Несмотря на чудо моста в Солташе, из всех работ Брунеля, мы можем быть уверены, он хотел бы, чтобы его запомнили именно по старой магистрали из Лондона в Бристоль. Именно на эту работу, как ни на какую другую, он потратил свою юношескую энергию наиболее щедро, и здесь он смог полнее, чем в любое другое время, выразить те стремления, которые лелеял в юности. В огромных просеках и насыпях; в красоте эллиптических арок, где массивная неизменность наделяется изяществом благодаря великолепному мастерству; в колокольных туннелях с триумфальными порталами, возвышающимися над путями, чтобы затмить "замки" и "королей" 1950-х годов не менее эффектно, чем ширококолейные флаеры вчерашнего дня; во всем этом мы видим памятники короткого героического века инженерии, столь же далекого от нашего мира, как и великие средневековые соборы.
Эта эпоха недолго пережила Брунеля. После его смерти, за которой так скоро последовали смерти его великих современников Роберта Стефенсона и Джозефа Локка, она быстро подошла к своему завершению. Если мы хотим узнать секрет ее великолепной уверенности, непоколебимой веры в то, что материальный прогресс можно приравнять к улучшению человечества, а также причину ее внезапного конца, нам достаточно пролистать страницы книг с набросками Брюнеля. При этом неизбежно вспоминаются более ранние и великие тетради Леонардо да Винчи, столь поразительные по диапазону и игре интеллекта и воображения, которые они демонстрируют. Тогда не существовало ни одной проблемы в архитектуре, гражданском или механическом строительстве, которую его ум не стремился бы решить и покорить. Именно потому, что Брюнель в такой степени проявил эту удивительную разносторонность, он смог придать импульс промышленной революции, благодаря которому у него не осталось преемников. Он и его поколение оставили после себя сумму знаний, которая, как и его великий корабль, стала слишком большой и слишком сложной, чтобы ею мог овладеть один человек. Поэтому все последующее научно-техническое развитие зависело от специализации во все возрастающей степени. В результате, в то время как коллективная сумма знаний продолжала расти с огромной скоростью, индивидуальная сумма настолько серьезно уменьшилась, что, перефразируя Голдсмита, в то время как машины множились, люди разлагались. Ибо как машины, слишком широко применяя принцип разделения труда, превратили ремесленника в машиниста, так и процесс специализации, столь же уверенно и гораздо более тонко, путем постоянного сокращения разрушил ту католическую целостность интеллекта, без которой цивилизация не может выжить.

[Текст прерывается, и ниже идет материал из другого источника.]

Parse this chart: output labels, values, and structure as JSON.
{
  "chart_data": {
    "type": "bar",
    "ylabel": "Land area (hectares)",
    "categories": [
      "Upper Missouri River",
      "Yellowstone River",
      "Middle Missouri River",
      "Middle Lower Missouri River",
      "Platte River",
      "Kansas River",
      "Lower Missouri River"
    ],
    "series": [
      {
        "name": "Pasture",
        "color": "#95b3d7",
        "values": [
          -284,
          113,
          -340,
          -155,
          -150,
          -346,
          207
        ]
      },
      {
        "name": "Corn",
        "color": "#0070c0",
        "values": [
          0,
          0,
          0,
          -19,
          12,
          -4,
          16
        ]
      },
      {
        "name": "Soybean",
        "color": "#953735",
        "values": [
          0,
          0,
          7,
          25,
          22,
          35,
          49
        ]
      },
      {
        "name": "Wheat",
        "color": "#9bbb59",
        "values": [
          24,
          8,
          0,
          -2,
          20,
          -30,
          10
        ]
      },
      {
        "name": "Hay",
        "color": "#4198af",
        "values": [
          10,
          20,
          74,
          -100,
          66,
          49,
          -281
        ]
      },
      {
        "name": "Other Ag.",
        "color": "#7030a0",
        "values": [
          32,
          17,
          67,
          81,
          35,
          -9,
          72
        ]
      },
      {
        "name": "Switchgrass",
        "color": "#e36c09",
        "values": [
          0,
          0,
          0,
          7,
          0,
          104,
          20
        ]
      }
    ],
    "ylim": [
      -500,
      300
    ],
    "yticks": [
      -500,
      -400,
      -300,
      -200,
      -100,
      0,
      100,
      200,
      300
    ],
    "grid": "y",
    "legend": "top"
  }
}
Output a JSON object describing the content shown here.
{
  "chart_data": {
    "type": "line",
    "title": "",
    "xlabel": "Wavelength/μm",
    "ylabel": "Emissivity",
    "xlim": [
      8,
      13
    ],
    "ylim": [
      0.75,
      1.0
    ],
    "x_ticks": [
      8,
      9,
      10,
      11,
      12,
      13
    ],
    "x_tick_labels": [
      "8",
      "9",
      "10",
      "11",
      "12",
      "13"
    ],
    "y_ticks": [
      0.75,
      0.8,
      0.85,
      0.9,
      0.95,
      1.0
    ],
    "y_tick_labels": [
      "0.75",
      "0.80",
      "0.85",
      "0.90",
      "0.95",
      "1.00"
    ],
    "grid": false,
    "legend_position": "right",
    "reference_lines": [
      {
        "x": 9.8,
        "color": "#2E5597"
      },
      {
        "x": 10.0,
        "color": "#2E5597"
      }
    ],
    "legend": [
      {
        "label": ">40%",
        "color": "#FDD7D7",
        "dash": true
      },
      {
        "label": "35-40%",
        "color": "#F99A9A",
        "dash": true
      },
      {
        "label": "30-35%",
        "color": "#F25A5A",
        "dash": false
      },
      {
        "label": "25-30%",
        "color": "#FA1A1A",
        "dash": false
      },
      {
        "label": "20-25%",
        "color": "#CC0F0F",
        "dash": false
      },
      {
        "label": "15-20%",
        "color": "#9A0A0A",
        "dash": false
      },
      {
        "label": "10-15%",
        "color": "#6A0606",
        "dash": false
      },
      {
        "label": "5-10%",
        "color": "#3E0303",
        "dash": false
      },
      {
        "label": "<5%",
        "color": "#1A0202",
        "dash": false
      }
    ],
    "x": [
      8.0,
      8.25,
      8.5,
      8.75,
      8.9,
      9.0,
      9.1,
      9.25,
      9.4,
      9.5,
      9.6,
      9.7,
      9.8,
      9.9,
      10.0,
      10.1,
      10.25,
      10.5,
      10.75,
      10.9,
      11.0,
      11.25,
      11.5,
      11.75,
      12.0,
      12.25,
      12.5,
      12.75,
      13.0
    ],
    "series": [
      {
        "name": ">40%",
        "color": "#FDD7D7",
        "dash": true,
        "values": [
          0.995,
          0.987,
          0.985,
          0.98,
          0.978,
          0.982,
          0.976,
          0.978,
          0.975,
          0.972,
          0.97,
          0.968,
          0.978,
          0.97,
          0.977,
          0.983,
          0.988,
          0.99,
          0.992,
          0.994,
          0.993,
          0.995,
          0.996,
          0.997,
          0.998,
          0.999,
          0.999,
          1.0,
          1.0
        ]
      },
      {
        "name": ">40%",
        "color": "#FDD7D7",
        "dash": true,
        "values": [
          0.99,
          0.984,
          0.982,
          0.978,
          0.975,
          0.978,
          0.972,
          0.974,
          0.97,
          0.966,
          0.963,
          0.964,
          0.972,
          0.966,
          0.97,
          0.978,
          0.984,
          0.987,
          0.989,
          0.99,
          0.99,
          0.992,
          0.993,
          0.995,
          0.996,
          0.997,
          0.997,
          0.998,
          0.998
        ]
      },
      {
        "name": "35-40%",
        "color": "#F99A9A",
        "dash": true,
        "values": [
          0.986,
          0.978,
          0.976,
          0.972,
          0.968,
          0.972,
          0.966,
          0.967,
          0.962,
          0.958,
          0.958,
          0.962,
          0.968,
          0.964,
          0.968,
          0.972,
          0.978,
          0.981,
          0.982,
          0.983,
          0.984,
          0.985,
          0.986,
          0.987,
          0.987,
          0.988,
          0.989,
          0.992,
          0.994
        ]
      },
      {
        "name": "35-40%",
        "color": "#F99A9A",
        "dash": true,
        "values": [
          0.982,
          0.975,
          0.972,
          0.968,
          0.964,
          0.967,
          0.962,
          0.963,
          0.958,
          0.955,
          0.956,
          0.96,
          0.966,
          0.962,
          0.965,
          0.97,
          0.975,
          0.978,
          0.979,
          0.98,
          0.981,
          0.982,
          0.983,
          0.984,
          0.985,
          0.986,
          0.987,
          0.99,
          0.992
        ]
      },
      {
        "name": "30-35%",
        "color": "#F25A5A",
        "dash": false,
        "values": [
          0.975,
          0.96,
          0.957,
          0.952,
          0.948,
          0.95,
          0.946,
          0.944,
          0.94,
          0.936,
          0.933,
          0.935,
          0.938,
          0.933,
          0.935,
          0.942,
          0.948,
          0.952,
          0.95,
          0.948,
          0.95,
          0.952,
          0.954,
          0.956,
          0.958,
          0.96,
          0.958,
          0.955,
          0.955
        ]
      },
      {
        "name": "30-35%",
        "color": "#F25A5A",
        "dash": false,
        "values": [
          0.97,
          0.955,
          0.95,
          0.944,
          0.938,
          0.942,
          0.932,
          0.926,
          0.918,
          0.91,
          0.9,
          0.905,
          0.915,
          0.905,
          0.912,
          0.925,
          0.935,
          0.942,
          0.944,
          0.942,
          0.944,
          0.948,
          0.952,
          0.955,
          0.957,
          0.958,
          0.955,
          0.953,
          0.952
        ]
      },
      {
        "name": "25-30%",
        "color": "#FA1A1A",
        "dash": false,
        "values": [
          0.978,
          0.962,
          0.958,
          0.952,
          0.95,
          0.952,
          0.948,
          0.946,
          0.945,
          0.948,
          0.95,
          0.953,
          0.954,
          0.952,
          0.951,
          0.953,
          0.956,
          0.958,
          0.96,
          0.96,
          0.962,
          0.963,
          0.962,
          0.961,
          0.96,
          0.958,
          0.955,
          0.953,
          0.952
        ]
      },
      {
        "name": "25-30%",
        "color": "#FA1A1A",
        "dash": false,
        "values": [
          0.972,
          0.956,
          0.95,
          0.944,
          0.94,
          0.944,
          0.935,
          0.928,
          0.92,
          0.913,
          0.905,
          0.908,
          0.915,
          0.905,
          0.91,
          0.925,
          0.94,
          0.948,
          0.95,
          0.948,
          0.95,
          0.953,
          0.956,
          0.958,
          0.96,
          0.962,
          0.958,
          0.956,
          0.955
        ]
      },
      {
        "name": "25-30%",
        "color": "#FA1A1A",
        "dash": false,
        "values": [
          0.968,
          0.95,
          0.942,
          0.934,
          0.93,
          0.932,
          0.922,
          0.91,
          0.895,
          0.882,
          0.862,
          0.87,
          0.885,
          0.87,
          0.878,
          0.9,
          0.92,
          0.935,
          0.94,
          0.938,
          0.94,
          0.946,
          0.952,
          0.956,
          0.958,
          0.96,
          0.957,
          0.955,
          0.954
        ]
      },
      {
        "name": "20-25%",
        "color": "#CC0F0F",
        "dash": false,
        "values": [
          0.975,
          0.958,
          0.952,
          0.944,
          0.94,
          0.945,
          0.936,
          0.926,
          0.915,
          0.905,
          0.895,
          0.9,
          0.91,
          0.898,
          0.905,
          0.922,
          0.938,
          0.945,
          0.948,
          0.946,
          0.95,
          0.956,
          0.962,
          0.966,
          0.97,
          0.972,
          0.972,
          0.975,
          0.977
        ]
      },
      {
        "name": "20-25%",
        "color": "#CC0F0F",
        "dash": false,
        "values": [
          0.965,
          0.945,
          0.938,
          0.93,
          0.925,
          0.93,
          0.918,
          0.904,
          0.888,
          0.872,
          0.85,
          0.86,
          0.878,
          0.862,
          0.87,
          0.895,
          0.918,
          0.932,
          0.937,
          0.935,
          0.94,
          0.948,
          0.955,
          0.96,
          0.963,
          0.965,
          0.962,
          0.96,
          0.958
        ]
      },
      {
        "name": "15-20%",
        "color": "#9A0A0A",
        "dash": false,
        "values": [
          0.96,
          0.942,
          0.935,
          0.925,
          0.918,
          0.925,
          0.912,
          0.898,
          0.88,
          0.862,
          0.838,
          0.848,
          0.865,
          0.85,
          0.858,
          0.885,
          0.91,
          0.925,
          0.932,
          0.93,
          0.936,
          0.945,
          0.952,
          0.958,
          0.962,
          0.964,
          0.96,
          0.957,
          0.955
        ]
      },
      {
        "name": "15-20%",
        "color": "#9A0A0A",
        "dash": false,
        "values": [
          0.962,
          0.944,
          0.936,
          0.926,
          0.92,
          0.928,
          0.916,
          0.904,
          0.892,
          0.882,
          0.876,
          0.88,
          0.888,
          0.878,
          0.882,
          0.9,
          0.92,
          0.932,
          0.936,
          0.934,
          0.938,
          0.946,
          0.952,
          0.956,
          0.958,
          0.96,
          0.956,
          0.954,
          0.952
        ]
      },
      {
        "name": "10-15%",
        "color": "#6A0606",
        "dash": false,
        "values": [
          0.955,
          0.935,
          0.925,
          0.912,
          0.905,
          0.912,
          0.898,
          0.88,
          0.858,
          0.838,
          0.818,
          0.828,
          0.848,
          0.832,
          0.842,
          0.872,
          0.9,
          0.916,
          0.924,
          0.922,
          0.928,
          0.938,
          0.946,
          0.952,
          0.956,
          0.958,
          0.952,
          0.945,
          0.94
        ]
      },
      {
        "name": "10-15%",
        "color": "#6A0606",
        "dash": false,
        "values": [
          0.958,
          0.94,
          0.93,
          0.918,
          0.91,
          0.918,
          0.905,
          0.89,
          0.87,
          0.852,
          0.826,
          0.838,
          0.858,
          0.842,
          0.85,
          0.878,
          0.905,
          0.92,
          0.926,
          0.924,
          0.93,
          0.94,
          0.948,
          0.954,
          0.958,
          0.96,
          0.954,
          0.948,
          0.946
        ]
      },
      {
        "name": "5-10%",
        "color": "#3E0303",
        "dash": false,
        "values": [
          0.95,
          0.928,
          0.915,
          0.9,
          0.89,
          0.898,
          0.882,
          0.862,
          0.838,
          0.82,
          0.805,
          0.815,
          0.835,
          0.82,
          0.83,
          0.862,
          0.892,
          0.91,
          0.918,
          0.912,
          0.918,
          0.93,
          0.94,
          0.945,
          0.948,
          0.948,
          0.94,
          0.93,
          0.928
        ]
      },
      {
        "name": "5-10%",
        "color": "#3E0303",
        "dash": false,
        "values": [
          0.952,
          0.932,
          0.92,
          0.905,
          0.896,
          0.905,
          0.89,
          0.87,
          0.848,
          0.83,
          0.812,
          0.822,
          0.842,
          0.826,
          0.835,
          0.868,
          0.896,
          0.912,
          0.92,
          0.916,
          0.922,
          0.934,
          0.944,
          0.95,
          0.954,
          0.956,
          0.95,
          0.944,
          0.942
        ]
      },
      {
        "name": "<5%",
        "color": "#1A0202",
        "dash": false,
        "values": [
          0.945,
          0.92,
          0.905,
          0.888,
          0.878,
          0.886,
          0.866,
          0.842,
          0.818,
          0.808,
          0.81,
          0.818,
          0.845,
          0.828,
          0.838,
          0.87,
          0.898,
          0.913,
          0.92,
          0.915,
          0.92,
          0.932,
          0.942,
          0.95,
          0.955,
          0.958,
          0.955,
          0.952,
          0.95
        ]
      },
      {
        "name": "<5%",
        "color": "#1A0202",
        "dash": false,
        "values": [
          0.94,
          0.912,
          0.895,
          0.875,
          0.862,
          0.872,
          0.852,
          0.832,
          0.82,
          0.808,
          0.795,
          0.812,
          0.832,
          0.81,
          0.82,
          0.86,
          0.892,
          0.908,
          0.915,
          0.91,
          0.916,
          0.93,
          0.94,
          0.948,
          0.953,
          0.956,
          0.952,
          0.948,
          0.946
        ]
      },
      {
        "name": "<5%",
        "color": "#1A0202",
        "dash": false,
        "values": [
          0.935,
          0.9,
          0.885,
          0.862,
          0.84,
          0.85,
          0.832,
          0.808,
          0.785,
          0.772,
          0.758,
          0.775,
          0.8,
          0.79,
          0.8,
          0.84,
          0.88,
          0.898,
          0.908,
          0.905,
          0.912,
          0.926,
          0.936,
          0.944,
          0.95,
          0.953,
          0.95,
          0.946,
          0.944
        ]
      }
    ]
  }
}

Если мы рассмотрим поколения выдающихся инженеров, которые последовали за Брунелем, мы не найдем равных ему, потому что всем им не хватает этой католичности. Нигде и никогда больше мы не найдем такого всеохватывающего интеллекта. Но специализация привела к другим последствиям, гораздо более значимым. Во времена Брюнеля инженерия - слово, которое охватывало и гражданское, и механическое строительство, причем это различие только-только появилось, - все еще была сестрой-близнецом искусства. Люди на одном дыхании говорили об искусстве и науке, и для человека умного и культурного казалось необходимым быть в курсе событий в обеих сферах. Но после середины века эти две сестры все больше отдалялись друг от друга, что имело катастрофические последствия для обеих. Ученый и инженер потеряли чувство меры, утратив заботу о гуманитарных науках. Они становились все более высокомерными и нетерпимыми по мере углубления специализации и ревновали к своим мелким монополиям на знания, как какой-нибудь средневековый алхимик к своим магическим формулам. Однако при всем своем высокомерии эти инженеры последнего времени никогда не смогли бы доминировать в зале заседаний совета директоров так, как это делали Брюнель и его великие современники. Ведь это был предрешенный вывод и часть общей картины распада, что когда ученый и инженер стали специализированными животными, они также должны были стать инструментами, сначала коммерческой власти, а затем и гораздо более страшной и безличной власти государства.